Distinct molecular targets of ProEGCG from EGCG and superior inhibition of angiogenesis signaling pathways for treatment of endometriosis
- J Pharm Anal. 2024 Jan;14(1):100-114. doi: 10.1016/j.jpha.2023.09.005.
- 1. Department of Obstetrics & Gynaecology, The Chinese University of Hong Kong, Hong Kong, China.
- 2. Division of Physiological Chemistry I, Department of Medical Biochemistry and Biophysics, Karolinska Institutet, Stockholm, SE 17177, Sweden.
- 3. Chemical Proteomics Core Facility, Department of Medical Biochemistry and Biophysics, Karolinska Institutet, Stockholm, SE 17177, Sweden.
- 4. Unit of Chemical Proteomics, Science for Life Laboratory (SciLifeLab), Stockholm, SE 17177, Sweden.
- 5. Center for Reproductive Medicine, Henan Key Laboratory of Reproduction and Genetics, The First Affiliated Hospital of Zhengzhou University, Zhengzhou, 450003, China.

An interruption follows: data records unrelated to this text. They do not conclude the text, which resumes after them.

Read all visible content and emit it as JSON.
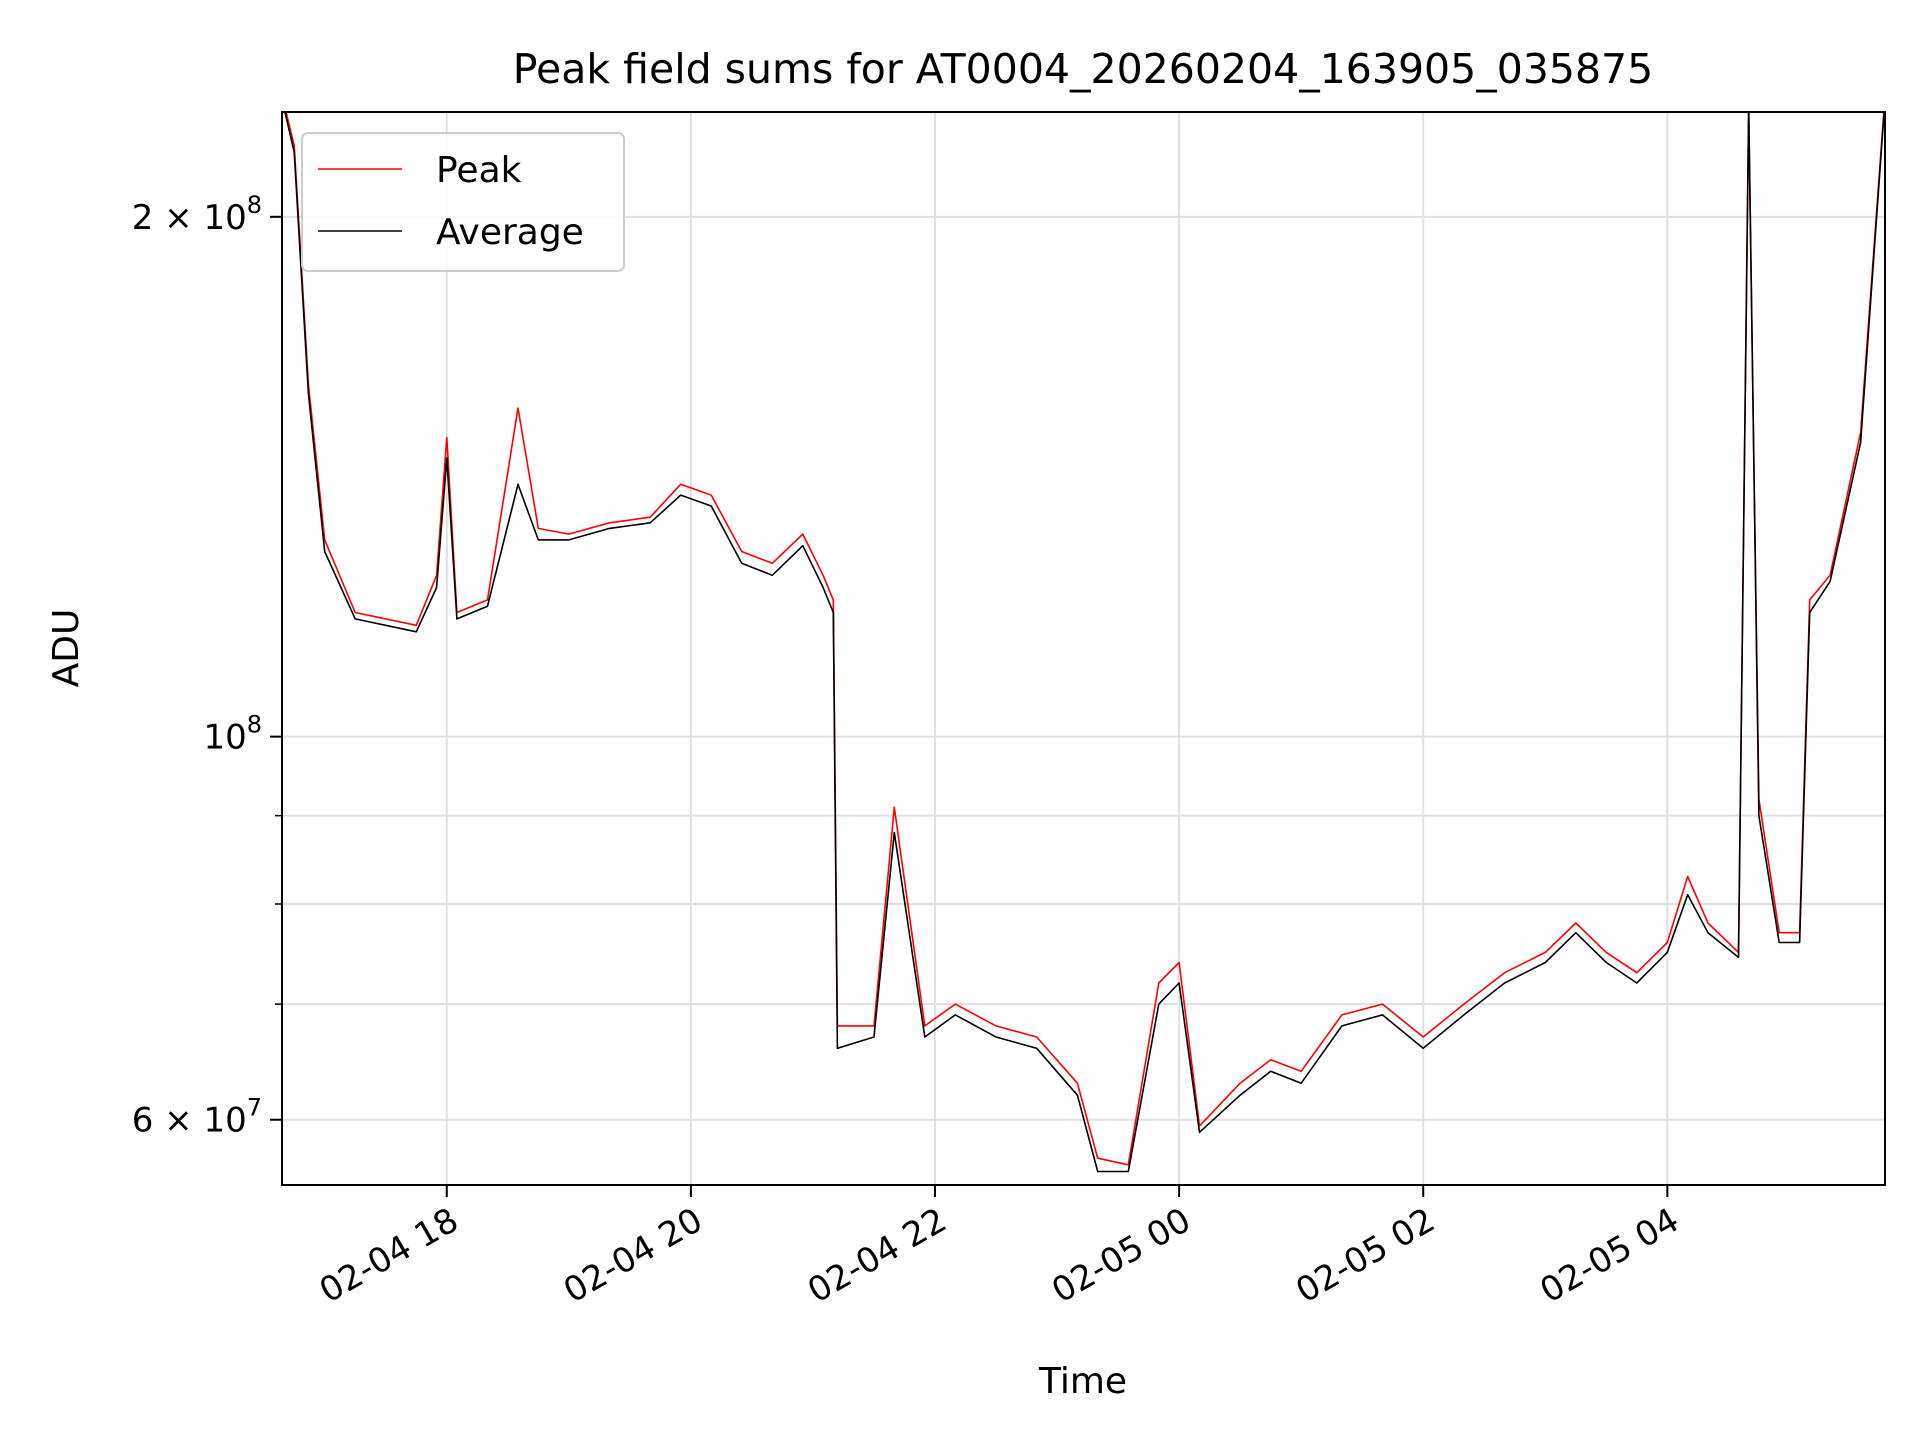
{
  "chart_data": {
    "type": "line",
    "title": "Peak field sums for AT0004_20260204_163905_035875",
    "xlabel": "Time",
    "ylabel": "ADU",
    "yscale": "log",
    "grid": true,
    "legend_position": "top-left",
    "xlim": [
      "2026-02-04 16:39",
      "2026-02-05 05:47"
    ],
    "ylim": [
      55000000,
      230000000
    ],
    "xticks": [
      {
        "t": "2026-02-04 18:00",
        "label": "02-04 18"
      },
      {
        "t": "2026-02-04 20:00",
        "label": "02-04 20"
      },
      {
        "t": "2026-02-04 22:00",
        "label": "02-04 22"
      },
      {
        "t": "2026-02-05 00:00",
        "label": "02-05 00"
      },
      {
        "t": "2026-02-05 02:00",
        "label": "02-05 02"
      },
      {
        "t": "2026-02-05 04:00",
        "label": "02-05 04"
      }
    ],
    "yticks_major": [
      {
        "value": 60000000,
        "mantissa": "6",
        "exp": "7"
      },
      {
        "value": 100000000,
        "mantissa": "",
        "exp": "8"
      },
      {
        "value": 200000000,
        "mantissa": "2",
        "exp": "8"
      }
    ],
    "yticks_minor": [
      70000000,
      80000000,
      90000000
    ],
    "series": [
      {
        "name": "Peak",
        "color": "#ff0000",
        "points": [
          [
            "2026-02-04 16:39",
            235000000
          ],
          [
            "2026-02-04 16:45",
            220000000
          ],
          [
            "2026-02-04 16:52",
            160000000
          ],
          [
            "2026-02-04 17:00",
            130000000
          ],
          [
            "2026-02-04 17:15",
            118000000
          ],
          [
            "2026-02-04 17:30",
            117000000
          ],
          [
            "2026-02-04 17:45",
            116000000
          ],
          [
            "2026-02-04 17:55",
            124000000
          ],
          [
            "2026-02-04 18:00",
            149000000
          ],
          [
            "2026-02-04 18:05",
            118000000
          ],
          [
            "2026-02-04 18:20",
            120000000
          ],
          [
            "2026-02-04 18:35",
            155000000
          ],
          [
            "2026-02-04 18:45",
            132000000
          ],
          [
            "2026-02-04 19:00",
            131000000
          ],
          [
            "2026-02-04 19:20",
            133000000
          ],
          [
            "2026-02-04 19:40",
            134000000
          ],
          [
            "2026-02-04 19:55",
            140000000
          ],
          [
            "2026-02-04 20:10",
            138000000
          ],
          [
            "2026-02-04 20:25",
            128000000
          ],
          [
            "2026-02-04 20:40",
            126000000
          ],
          [
            "2026-02-04 20:55",
            131000000
          ],
          [
            "2026-02-04 21:05",
            124000000
          ],
          [
            "2026-02-04 21:10",
            120000000
          ],
          [
            "2026-02-04 21:12",
            68000000
          ],
          [
            "2026-02-04 21:30",
            68000000
          ],
          [
            "2026-02-04 21:40",
            91000000
          ],
          [
            "2026-02-04 21:55",
            68000000
          ],
          [
            "2026-02-04 22:10",
            70000000
          ],
          [
            "2026-02-04 22:30",
            68000000
          ],
          [
            "2026-02-04 22:50",
            67000000
          ],
          [
            "2026-02-04 23:10",
            63000000
          ],
          [
            "2026-02-04 23:20",
            57000000
          ],
          [
            "2026-02-04 23:35",
            56500000
          ],
          [
            "2026-02-04 23:50",
            72000000
          ],
          [
            "2026-02-05 00:00",
            74000000
          ],
          [
            "2026-02-05 00:10",
            59500000
          ],
          [
            "2026-02-05 00:30",
            63000000
          ],
          [
            "2026-02-05 00:45",
            65000000
          ],
          [
            "2026-02-05 01:00",
            64000000
          ],
          [
            "2026-02-05 01:20",
            69000000
          ],
          [
            "2026-02-05 01:40",
            70000000
          ],
          [
            "2026-02-05 02:00",
            67000000
          ],
          [
            "2026-02-05 02:20",
            70000000
          ],
          [
            "2026-02-05 02:40",
            73000000
          ],
          [
            "2026-02-05 03:00",
            75000000
          ],
          [
            "2026-02-05 03:15",
            78000000
          ],
          [
            "2026-02-05 03:30",
            75000000
          ],
          [
            "2026-02-05 03:45",
            73000000
          ],
          [
            "2026-02-05 04:00",
            76000000
          ],
          [
            "2026-02-05 04:10",
            83000000
          ],
          [
            "2026-02-05 04:20",
            78000000
          ],
          [
            "2026-02-05 04:35",
            75000000
          ],
          [
            "2026-02-05 04:40",
            230000000
          ],
          [
            "2026-02-05 04:45",
            92000000
          ],
          [
            "2026-02-05 04:55",
            77000000
          ],
          [
            "2026-02-05 05:05",
            77000000
          ],
          [
            "2026-02-05 05:10",
            120000000
          ],
          [
            "2026-02-05 05:20",
            124000000
          ],
          [
            "2026-02-05 05:35",
            150000000
          ],
          [
            "2026-02-05 05:47",
            235000000
          ]
        ]
      },
      {
        "name": "Average",
        "color": "#000000",
        "points": [
          [
            "2026-02-04 16:39",
            234000000
          ],
          [
            "2026-02-04 16:45",
            218000000
          ],
          [
            "2026-02-04 16:52",
            158000000
          ],
          [
            "2026-02-04 17:00",
            128000000
          ],
          [
            "2026-02-04 17:15",
            117000000
          ],
          [
            "2026-02-04 17:30",
            116000000
          ],
          [
            "2026-02-04 17:45",
            115000000
          ],
          [
            "2026-02-04 17:55",
            122000000
          ],
          [
            "2026-02-04 18:00",
            145000000
          ],
          [
            "2026-02-04 18:05",
            117000000
          ],
          [
            "2026-02-04 18:20",
            119000000
          ],
          [
            "2026-02-04 18:35",
            140000000
          ],
          [
            "2026-02-04 18:45",
            130000000
          ],
          [
            "2026-02-04 19:00",
            130000000
          ],
          [
            "2026-02-04 19:20",
            132000000
          ],
          [
            "2026-02-04 19:40",
            133000000
          ],
          [
            "2026-02-04 19:55",
            138000000
          ],
          [
            "2026-02-04 20:10",
            136000000
          ],
          [
            "2026-02-04 20:25",
            126000000
          ],
          [
            "2026-02-04 20:40",
            124000000
          ],
          [
            "2026-02-04 20:55",
            129000000
          ],
          [
            "2026-02-04 21:05",
            122000000
          ],
          [
            "2026-02-04 21:10",
            118000000
          ],
          [
            "2026-02-04 21:12",
            66000000
          ],
          [
            "2026-02-04 21:30",
            67000000
          ],
          [
            "2026-02-04 21:40",
            88000000
          ],
          [
            "2026-02-04 21:55",
            67000000
          ],
          [
            "2026-02-04 22:10",
            69000000
          ],
          [
            "2026-02-04 22:30",
            67000000
          ],
          [
            "2026-02-04 22:50",
            66000000
          ],
          [
            "2026-02-04 23:10",
            62000000
          ],
          [
            "2026-02-04 23:20",
            56000000
          ],
          [
            "2026-02-04 23:35",
            56000000
          ],
          [
            "2026-02-04 23:50",
            70000000
          ],
          [
            "2026-02-05 00:00",
            72000000
          ],
          [
            "2026-02-05 00:10",
            59000000
          ],
          [
            "2026-02-05 00:30",
            62000000
          ],
          [
            "2026-02-05 00:45",
            64000000
          ],
          [
            "2026-02-05 01:00",
            63000000
          ],
          [
            "2026-02-05 01:20",
            68000000
          ],
          [
            "2026-02-05 01:40",
            69000000
          ],
          [
            "2026-02-05 02:00",
            66000000
          ],
          [
            "2026-02-05 02:20",
            69000000
          ],
          [
            "2026-02-05 02:40",
            72000000
          ],
          [
            "2026-02-05 03:00",
            74000000
          ],
          [
            "2026-02-05 03:15",
            77000000
          ],
          [
            "2026-02-05 03:30",
            74000000
          ],
          [
            "2026-02-05 03:45",
            72000000
          ],
          [
            "2026-02-05 04:00",
            75000000
          ],
          [
            "2026-02-05 04:10",
            81000000
          ],
          [
            "2026-02-05 04:20",
            77000000
          ],
          [
            "2026-02-05 04:35",
            74500000
          ],
          [
            "2026-02-05 04:40",
            232000000
          ],
          [
            "2026-02-05 04:45",
            90000000
          ],
          [
            "2026-02-05 04:55",
            76000000
          ],
          [
            "2026-02-05 05:05",
            76000000
          ],
          [
            "2026-02-05 05:10",
            118000000
          ],
          [
            "2026-02-05 05:20",
            123000000
          ],
          [
            "2026-02-05 05:35",
            148000000
          ],
          [
            "2026-02-05 05:47",
            234000000
          ]
        ]
      }
    ]
  }
}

- 6. Department of Chemistry, McGill University, Montreal, H3A2K6, Canada.
- 7. Department of Pharmacological & Technological Chemistry, I.M. Sechenov First Moscow State Medical University, Moscow, 119146, Russia.
- 8. Reproduction and Development, Li Ka Shing Institute of Health Sciences, The Chinese University of Hong Kong, Hong Kong, China.
- 9. School of Biomedical Sciences, The Chinese University of Hong Kong, Hong Kong, China.
- 10. Chinese University of Hong Kong-Sichuan University Joint Laboratory in Reproductive Medicine, The Chinese University of Hong Kong, Hong Kong, China.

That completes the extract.